競技の奥深さや魅力をスペシャリストに聞く「教えて○○さん」の第1回は、ソフトボール編です。08年北京オリンピック(五輪)では投手として金メダルに貢献した坂井寛子さん(42)に高めのライズボールの投げ方を教えてもらいます。野球にはなく、打者の手元で浮き上がってくるソフトボール独特の球種。そのちょっと投げてみたくなる“魔球”について聞いてみました。【取材・構成=上田悠太】
■握りは浅めに
-まず握り方を教えてください。
<1>まずボール縫い目のCのカーブに合わせ、人さし指を置き、第1関節を親指側に少しねじります。ねじった人さし指の中指側を縫い目にかけます。
<2>親指は縫い目の上に置きます。
<3>中指も縫い目に沿わせます。
<4>薬指、小指でボールを軽く押さえます。
<5>ボールは深く握りすぎず、気持ち浅めに。
■弾きリリース
-リリースで意識をすることは?
<1>まず手は甲を地面に向け、ひらをボールの下に入れるように入ります。
<2>手首は立てます。
<3>ボールを下からすくい上げるようにスナップをかけます。よく「ドアノブをひねるようなイメージ」とも言われます。そのガチャと回すような動きが回転を生み出します。
<4>ねじっていた人さし指の第1関節が引き戻される力を利用し、はじくように下から上のスピンをしっかりかけます。
<5>私なりのコツは人さし指を最後まで残すように投げることです。
■フライ確率アップ
<一問一答>
-そもそもライズボールとは?
坂井さん 強烈なバックスピンをかけて、打者の手元でふわっと浮き上がるような軌道を描きます。研究などで原理的にはボールは浮いていないともされていますが、すごいライズは本当に浮いてるように見えますよ。
-どんな場面で特に有効ですか?
坂井さん フライアウトを取りたい時や空振り三振を取りたい時に使います。
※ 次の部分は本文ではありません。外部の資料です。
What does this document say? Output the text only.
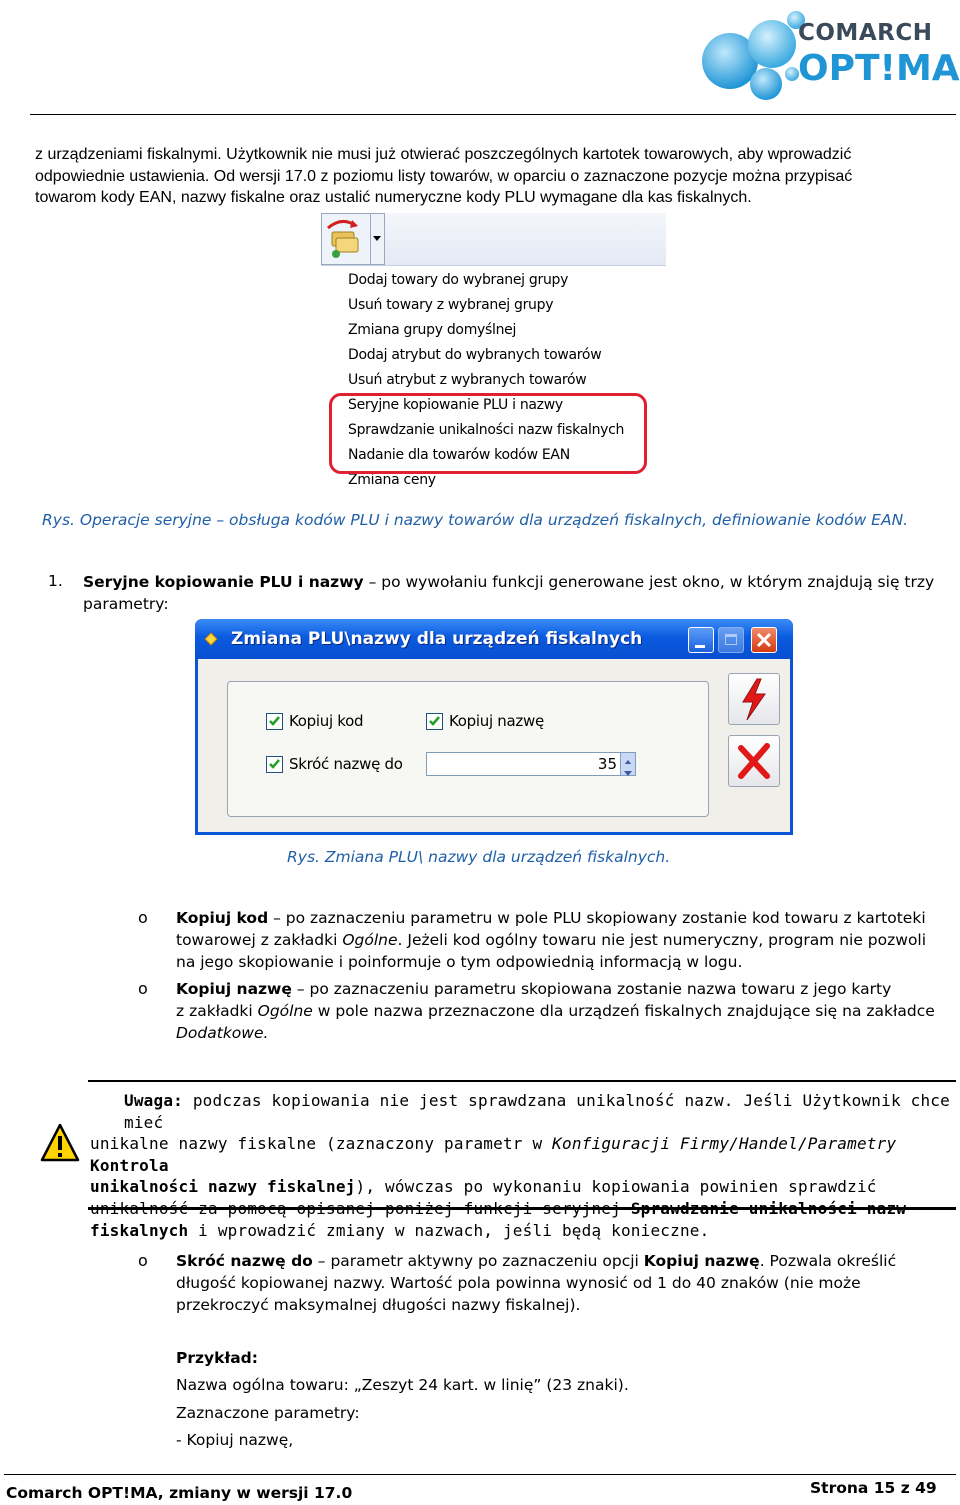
COMARCH
OPT!MA
z urządzeniami fiskalnymi. Użytkownik nie musi już otwierać poszczególnych kartotek towarowych, aby wprowadzić
odpowiednie ustawienia. Od wersji 17.0 z poziomu listy towarów, w oparciu o zaznaczone pozycje można przypisać
towarom kody EAN, nazwy fiskalne oraz ustalić numeryczne kody PLU wymagane dla kas fiskalnych.
Dodaj towary do wybranej grupy
Usuń towary z wybranej grupy
Zmiana grupy domyślnej
Dodaj atrybut do wybranych towarów
Usuń atrybut z wybranych towarów
Seryjne kopiowanie PLU i nazwy
Sprawdzanie unikalności nazw fiskalnych
Nadanie dla towarów kodów EAN
Zmiana ceny
Rys. Operacje seryjne – obsługa kodów PLU i nazwy towarów dla urządzeń fiskalnych, definiowanie kodów EAN.
1. Seryjne kopiowanie PLU i nazwy – po wywołaniu funkcji generowane jest okno, w którym znajdują się trzy
parametry:
Zmiana PLU\nazwy dla urządzeń fiskalnych
Kopiuj kod	Kopiuj nazwę
Skróć nazwę do	35
Rys. Zmiana PLU\ nazwy dla urządzeń fiskalnych.
o Kopiuj kod – po zaznaczeniu parametru w pole PLU skopiowany zostanie kod towaru z kartoteki
towarowej z zakładki Ogólne. Jeżeli kod ogólny towaru nie jest numeryczny, program nie pozwoli
na jego skopiowanie i poinformuje o tym odpowiednią informacją w logu.
o Kopiuj nazwę – po zaznaczeniu parametru skopiowana zostanie nazwa towaru z jego karty
z zakładki Ogólne w pole nazwa przeznaczone dla urządzeń fiskalnych znajdujące się na zakładce
Dodatkowe.
Uwaga: podczas kopiowania nie jest sprawdzana unikalność nazw. Jeśli Użytkownik chce mieć
unikalne nazwy fiskalne (zaznaczony parametr w Konfiguracji Firmy/Handel/Parametry Kontrola
unikalności nazwy fiskalnej), wówczas po wykonaniu kopiowania powinien sprawdzić
fiskalnych i wprowadzić zmiany w nazwach, jeśli będą konieczne.
o Skróć nazwę do – parametr aktywny po zaznaczeniu opcji Kopiuj nazwę. Pozwala określić
długość kopiowanej nazwy. Wartość pola powinna wynosić od 1 do 40 znaków (nie może
przekroczyć maksymalnej długości nazwy fiskalnej).
Przykład:
Nazwa ogólna towaru: „Zeszyt 24 kart. w linię” (23 znaki).
Zaznaczone parametry:
- Kopiuj nazwę,
Comarch OPT!MA, zmiany w wersji 17.0	Strona 15 z 49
また相手がバントをしてきた時も、フライになる確率が上がります。打者の体を起こすことにもなり、目線をずらす効果もあります。ただ、しっかり回転がかからなかったり、コントロールミスをすると、長打にされる可能性が高い球種でもあります。
-コントロールで狙う位置
坂井さん ストライクからボールにしたいボールです。なので打者の肘、胸元付近のストライクゾーン一番高めを狙います。打者からすれば、そのまま来たら、ストライクだなという所に投げて、誘います。
-ソフトボール初心者でも投げられますか
坂井さん 難しい球種ではありますが、最初はみんな素人だったので絶対に無理とは言えないです。